Nonetheless, China placed unexpected curbs on some gallium and germanium exports beginning August 1. The latest reprisal by the dragon kingdom is in response to the US ban on AI chip shipments to Beijing.
Alternatively, weaker US data and the People’s Bank of China’s (PBOC) support of the offshore Yuan (CNY) place a floor under the AUDUSD price. The news about the Reserve Bank of Australia’s (RBA) hawkish stop could be along the same lines. Furthermore, Acting Treasurer Katy Gallagher’s dismissal of Australia’s recession troubles poses a challenge to Aussie pair sellers.
Among these bets, the S&P500 Futures print minor losses, but US 10-year and two-year Treasury bond rates remain essentially steady at 3.85% and 4.90%, respectively, by press time.

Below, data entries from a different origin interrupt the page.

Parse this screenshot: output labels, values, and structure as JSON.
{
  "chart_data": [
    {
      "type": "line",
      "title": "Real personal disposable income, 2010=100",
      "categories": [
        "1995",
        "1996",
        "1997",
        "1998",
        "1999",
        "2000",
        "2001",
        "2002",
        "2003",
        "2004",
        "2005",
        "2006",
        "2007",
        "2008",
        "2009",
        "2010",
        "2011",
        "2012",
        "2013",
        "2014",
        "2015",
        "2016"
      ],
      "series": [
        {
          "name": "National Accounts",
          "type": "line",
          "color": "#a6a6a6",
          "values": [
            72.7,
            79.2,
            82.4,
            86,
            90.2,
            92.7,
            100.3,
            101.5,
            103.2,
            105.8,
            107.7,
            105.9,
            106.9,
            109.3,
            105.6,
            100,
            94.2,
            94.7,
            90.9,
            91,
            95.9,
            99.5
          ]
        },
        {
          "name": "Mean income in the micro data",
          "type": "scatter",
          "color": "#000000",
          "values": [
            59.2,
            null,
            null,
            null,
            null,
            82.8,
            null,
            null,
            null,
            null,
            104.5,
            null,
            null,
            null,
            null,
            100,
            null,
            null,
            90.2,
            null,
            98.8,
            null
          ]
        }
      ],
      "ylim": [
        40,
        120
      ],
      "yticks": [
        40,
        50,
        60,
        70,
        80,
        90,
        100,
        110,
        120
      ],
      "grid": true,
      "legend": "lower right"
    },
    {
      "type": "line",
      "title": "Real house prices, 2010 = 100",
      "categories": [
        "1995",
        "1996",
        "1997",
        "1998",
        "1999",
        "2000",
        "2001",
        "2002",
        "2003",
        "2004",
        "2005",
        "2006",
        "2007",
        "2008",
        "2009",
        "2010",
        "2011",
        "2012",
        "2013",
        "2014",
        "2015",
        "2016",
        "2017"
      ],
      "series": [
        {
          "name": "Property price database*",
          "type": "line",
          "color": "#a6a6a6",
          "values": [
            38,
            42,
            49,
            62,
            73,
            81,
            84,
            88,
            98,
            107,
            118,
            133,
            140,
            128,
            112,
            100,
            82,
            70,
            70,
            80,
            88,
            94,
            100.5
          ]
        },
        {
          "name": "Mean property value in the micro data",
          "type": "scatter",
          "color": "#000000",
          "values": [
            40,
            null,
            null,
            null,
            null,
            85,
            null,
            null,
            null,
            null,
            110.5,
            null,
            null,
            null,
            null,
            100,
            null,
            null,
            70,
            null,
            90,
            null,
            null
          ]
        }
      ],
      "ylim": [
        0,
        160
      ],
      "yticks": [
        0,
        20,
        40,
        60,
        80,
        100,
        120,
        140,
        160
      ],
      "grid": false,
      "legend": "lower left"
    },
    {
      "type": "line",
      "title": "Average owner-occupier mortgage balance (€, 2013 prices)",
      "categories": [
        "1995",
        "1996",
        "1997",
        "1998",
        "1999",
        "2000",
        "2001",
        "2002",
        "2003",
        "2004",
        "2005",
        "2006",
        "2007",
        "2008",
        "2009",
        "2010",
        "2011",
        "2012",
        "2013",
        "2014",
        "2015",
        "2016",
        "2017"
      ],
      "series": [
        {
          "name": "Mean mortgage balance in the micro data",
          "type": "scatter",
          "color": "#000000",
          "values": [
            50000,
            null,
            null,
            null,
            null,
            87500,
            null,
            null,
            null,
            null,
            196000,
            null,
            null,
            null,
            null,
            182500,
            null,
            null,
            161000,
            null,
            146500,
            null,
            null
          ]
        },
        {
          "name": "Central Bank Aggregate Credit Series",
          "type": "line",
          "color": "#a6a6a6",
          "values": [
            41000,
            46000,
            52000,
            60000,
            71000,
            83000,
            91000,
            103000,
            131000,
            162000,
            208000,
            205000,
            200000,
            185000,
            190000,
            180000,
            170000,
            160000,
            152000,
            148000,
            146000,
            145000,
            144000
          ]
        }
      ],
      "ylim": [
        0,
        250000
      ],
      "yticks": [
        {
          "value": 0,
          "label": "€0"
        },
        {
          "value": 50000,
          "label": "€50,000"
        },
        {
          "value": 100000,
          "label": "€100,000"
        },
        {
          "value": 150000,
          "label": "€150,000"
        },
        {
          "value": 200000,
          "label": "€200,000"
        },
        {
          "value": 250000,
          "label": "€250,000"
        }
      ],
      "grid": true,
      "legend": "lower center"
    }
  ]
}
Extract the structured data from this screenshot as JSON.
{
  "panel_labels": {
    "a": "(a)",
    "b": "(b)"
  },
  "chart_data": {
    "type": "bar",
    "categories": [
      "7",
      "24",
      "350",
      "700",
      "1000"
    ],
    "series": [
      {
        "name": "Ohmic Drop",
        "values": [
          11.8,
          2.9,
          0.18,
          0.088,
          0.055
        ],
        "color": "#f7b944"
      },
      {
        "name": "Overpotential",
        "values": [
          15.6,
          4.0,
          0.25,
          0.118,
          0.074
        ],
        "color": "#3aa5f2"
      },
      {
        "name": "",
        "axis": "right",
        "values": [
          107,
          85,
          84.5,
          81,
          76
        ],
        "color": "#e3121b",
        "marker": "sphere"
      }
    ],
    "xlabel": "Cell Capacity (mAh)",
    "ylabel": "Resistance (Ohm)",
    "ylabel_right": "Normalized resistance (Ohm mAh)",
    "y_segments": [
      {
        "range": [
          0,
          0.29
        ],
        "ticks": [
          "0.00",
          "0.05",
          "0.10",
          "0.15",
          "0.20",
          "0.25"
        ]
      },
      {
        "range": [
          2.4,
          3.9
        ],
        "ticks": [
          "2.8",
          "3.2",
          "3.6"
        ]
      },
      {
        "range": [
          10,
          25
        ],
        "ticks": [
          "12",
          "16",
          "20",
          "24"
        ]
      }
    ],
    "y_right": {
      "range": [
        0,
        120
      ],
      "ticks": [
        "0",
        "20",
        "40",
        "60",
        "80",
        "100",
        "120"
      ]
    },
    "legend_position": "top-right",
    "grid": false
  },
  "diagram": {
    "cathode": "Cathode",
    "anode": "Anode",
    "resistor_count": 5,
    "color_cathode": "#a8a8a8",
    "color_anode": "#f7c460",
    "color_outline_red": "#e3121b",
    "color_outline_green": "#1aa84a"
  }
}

Looking ahead, the Federal Open Market Committee (FOMC) Minutes for the June meeting will be released. It is critical for AUDUSD traders to keep an eye out for obvious directions. Having said that, the Fed policymakers announced a halt in rate hikes during the June meeting, but Chairman Jerome Powell signaled “two more rate hikes in 2023” afterward, which keeps the pair sellers hopeful.
AUDUSD Technical Outlook
A clear upside break of the prior resistance line, now support near 0.6585, keeps AUDUSD buyers optimistic, even if the 200-day moving average pushes the bulls around the 0.6700 level.